La intención es exhibir cuatro cortos de animación y el filme "Belgrano". De pronto, surge una duda: ¿habrá energía suficiente hasta el final de la película?, se pregunta el técnico. Por razones de seguridad, en el helicóptero no se pudo cargar antes un generador con combustible.
Belgrano, herido
Ni la cocinera Virginia Morales quiere perderse la función. En la pantalla aparece una luna llena gigante que dibuja sombras de árboles fantasmagóricos en la noche. "¿Quieren ver una película de miedo?, pregunta el payaso. Los chicos se estremecen, se miran, responden que sí, se ríen y vuelven al silencio con la boca abierta por el asombro.
En la pausa entre uno y otro corto, Virginia reparte pastafrola y jugos. Más tarde comienza la película del creador de la Bandera. El general es subido a una carreta para ser llevado a Buenos Aires. Dolores se acerca a su lado, llorando y con la hija en brazos. "Cuatro meses y vuelvo", dice Belgrano, pero Dolores no tiene consuelo. Entonces lo besa como intentando frenar la partida. En la sala, las niñas miran al piso, con timidez, para no ver "la escena de amor".

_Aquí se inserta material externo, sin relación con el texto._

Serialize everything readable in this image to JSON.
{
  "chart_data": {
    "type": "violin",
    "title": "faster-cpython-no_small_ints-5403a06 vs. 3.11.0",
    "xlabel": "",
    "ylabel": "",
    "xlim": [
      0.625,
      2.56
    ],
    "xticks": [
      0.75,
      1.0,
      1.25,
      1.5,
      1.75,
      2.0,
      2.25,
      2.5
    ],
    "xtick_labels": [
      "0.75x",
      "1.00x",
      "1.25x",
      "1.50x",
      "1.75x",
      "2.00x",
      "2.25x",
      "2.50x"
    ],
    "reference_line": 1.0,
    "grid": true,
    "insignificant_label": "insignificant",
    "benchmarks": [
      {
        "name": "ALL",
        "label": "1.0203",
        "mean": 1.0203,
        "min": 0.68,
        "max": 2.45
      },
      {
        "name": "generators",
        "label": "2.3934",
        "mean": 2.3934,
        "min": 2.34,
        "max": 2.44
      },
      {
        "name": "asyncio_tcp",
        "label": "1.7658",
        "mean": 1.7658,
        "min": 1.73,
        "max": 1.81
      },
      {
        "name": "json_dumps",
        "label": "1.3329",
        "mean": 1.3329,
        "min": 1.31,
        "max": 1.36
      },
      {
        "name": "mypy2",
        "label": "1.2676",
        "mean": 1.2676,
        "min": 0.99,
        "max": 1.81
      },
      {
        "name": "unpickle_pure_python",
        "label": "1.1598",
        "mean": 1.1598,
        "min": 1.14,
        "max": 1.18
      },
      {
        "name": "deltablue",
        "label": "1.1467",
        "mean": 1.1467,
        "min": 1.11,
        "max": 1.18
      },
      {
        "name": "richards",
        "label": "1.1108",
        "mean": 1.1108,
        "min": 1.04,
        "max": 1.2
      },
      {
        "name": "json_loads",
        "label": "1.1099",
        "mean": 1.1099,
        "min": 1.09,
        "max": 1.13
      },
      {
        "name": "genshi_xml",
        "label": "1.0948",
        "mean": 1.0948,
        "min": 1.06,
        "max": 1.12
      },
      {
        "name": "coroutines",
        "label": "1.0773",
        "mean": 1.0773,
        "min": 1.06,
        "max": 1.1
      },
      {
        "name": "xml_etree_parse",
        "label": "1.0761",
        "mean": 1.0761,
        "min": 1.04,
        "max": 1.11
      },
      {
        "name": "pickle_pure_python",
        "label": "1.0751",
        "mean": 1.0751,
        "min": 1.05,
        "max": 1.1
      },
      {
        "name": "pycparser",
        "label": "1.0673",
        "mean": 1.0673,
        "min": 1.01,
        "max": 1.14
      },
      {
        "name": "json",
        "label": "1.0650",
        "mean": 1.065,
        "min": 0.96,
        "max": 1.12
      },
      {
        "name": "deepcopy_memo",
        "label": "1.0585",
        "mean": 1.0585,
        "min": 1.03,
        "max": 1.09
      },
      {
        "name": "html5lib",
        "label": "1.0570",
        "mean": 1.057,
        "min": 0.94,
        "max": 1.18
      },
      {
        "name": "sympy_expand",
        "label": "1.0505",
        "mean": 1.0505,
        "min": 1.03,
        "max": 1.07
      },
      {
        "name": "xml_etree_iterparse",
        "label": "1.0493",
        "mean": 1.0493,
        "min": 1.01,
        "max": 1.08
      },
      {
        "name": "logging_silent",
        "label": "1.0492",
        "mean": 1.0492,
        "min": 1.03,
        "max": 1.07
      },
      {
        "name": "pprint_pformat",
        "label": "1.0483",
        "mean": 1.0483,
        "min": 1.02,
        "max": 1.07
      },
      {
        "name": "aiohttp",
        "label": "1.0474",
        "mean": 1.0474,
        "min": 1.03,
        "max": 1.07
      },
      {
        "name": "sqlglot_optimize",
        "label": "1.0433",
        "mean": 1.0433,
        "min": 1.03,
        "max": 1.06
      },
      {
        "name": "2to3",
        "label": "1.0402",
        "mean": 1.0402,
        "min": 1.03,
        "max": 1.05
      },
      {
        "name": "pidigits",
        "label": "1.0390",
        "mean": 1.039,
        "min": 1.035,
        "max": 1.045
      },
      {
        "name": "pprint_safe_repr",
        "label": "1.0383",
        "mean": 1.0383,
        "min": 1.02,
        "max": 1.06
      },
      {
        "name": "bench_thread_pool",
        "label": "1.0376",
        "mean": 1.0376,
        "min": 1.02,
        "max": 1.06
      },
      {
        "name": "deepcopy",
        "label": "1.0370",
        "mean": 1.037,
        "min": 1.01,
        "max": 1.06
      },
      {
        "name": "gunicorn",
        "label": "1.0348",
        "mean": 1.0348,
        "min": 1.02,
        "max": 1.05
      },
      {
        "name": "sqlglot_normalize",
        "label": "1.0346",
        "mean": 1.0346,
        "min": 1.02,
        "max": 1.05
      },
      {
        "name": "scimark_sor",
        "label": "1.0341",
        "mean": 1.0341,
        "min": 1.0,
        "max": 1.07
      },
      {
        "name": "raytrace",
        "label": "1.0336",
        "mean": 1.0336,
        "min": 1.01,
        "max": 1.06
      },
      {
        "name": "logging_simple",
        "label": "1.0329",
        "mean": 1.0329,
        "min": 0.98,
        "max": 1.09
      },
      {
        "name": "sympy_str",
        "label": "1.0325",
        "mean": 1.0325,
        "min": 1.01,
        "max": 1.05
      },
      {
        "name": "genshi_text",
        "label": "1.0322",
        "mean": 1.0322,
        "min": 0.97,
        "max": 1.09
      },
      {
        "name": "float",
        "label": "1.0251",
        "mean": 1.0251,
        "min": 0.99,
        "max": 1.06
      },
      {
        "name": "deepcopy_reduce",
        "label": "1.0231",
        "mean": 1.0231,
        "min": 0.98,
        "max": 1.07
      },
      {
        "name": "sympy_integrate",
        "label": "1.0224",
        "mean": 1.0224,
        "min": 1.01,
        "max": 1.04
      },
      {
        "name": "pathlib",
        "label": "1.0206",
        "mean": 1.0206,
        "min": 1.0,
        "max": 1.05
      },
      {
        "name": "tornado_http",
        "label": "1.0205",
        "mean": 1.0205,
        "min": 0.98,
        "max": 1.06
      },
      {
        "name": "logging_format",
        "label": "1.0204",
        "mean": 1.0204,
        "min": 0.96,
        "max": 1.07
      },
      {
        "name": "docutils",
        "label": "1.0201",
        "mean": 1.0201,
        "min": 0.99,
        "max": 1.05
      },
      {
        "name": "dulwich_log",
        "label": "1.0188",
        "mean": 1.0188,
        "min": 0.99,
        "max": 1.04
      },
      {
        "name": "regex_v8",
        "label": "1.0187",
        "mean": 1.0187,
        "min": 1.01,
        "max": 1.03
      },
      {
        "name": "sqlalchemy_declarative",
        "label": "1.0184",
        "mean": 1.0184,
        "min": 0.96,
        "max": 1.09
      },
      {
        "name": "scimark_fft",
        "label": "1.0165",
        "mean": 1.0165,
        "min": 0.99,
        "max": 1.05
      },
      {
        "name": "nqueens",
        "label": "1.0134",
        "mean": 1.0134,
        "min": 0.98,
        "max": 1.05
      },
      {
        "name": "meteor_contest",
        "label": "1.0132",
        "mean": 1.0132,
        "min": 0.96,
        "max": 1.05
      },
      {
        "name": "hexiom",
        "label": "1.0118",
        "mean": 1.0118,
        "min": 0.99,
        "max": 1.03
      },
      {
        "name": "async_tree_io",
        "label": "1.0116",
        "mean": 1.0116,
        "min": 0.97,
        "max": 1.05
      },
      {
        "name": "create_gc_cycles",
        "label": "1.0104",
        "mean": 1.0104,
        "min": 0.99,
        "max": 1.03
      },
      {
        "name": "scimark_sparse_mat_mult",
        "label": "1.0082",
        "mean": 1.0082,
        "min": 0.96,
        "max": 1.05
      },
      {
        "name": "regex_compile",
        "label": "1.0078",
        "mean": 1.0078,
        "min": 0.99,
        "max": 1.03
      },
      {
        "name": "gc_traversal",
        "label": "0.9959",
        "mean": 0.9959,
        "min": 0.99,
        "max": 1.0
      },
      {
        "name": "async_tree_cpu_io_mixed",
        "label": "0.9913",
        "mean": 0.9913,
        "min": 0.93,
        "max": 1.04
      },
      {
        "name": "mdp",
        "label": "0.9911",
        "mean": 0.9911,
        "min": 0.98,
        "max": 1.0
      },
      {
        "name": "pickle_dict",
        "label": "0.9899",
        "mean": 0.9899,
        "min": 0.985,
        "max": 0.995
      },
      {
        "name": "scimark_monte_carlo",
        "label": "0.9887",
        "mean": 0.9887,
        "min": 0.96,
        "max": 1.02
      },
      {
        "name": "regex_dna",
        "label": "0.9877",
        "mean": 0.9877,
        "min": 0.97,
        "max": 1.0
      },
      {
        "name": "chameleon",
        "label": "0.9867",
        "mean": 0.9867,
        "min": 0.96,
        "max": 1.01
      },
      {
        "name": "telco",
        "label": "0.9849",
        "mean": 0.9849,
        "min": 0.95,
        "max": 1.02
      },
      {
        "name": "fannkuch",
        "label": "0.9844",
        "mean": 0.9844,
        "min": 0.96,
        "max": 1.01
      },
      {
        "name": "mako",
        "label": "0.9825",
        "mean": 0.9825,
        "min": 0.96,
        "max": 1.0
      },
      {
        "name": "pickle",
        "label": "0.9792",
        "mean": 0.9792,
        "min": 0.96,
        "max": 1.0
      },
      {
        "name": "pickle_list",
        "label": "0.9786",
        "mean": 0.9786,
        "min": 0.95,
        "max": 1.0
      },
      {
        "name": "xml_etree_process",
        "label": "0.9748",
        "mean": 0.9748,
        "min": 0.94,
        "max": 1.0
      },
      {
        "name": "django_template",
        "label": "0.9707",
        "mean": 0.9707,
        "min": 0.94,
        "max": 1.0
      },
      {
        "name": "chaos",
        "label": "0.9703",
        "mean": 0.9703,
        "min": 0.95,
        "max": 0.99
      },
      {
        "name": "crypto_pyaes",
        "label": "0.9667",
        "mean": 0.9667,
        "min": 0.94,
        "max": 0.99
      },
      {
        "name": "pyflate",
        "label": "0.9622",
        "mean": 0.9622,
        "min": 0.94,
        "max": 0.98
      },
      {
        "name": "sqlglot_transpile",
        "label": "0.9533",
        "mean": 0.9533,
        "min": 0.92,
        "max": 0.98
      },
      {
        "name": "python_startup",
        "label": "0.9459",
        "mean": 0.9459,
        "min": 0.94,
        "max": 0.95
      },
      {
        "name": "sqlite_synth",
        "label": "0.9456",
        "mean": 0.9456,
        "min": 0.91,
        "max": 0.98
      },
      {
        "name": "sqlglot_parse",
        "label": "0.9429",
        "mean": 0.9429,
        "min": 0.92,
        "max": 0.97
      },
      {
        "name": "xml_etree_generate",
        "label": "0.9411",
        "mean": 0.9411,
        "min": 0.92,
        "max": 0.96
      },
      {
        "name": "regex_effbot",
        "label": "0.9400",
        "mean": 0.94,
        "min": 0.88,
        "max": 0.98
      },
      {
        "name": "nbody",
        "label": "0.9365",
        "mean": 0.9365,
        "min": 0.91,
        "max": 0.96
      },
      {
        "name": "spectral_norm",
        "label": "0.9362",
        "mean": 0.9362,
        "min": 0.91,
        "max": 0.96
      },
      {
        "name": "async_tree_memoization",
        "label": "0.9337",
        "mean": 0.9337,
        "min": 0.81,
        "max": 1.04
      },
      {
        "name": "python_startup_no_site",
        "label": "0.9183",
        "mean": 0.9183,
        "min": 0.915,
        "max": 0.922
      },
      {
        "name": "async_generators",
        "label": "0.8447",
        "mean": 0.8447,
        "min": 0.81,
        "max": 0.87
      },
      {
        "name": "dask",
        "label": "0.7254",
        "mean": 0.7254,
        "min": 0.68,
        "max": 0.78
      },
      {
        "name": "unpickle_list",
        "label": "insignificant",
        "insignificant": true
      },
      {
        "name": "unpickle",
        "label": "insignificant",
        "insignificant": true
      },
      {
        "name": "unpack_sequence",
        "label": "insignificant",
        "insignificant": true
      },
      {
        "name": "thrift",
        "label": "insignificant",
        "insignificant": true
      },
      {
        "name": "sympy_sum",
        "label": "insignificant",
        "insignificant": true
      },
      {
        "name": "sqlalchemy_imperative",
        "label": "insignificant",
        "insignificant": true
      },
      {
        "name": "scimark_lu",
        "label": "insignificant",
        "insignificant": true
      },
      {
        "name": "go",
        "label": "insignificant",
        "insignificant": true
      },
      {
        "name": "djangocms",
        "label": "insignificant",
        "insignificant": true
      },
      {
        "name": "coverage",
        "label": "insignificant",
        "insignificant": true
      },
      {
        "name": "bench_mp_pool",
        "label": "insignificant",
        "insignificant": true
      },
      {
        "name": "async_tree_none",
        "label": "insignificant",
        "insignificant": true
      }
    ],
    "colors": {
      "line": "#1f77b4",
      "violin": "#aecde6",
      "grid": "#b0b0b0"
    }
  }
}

Al final todos ríen y estalla el aplauso. La maestra Claudina no oculta su emoción. "Ojalá que siempre puedan venir a estos lugares tan alejados, sobre todo por los chicos. La alegría se les nota en la cara. El hecho de estar en contacto con cosas nuevas los cambia -afirma-, ha sido un día muy dinámico para ellos".
En un santiamén desarman la pantalla, desconectan el proyector y en el comedor se extiende un mantel de tela sobre una larga mesa. Virginia remueve el locro y el aroma sale hasta el patio. Pimientón se quita el disfraz y vuelve a ser Martín Santillán. Abren las ventanas, se ilumina la sala y lo que un rato antes era un cine ahora vuelve a ser un aula. Pero algo bueno y extraño se percibe en el ambiente. Debe ser eso que llaman "la magia del cine" y que todavía se refleja en la mirada de los chicos.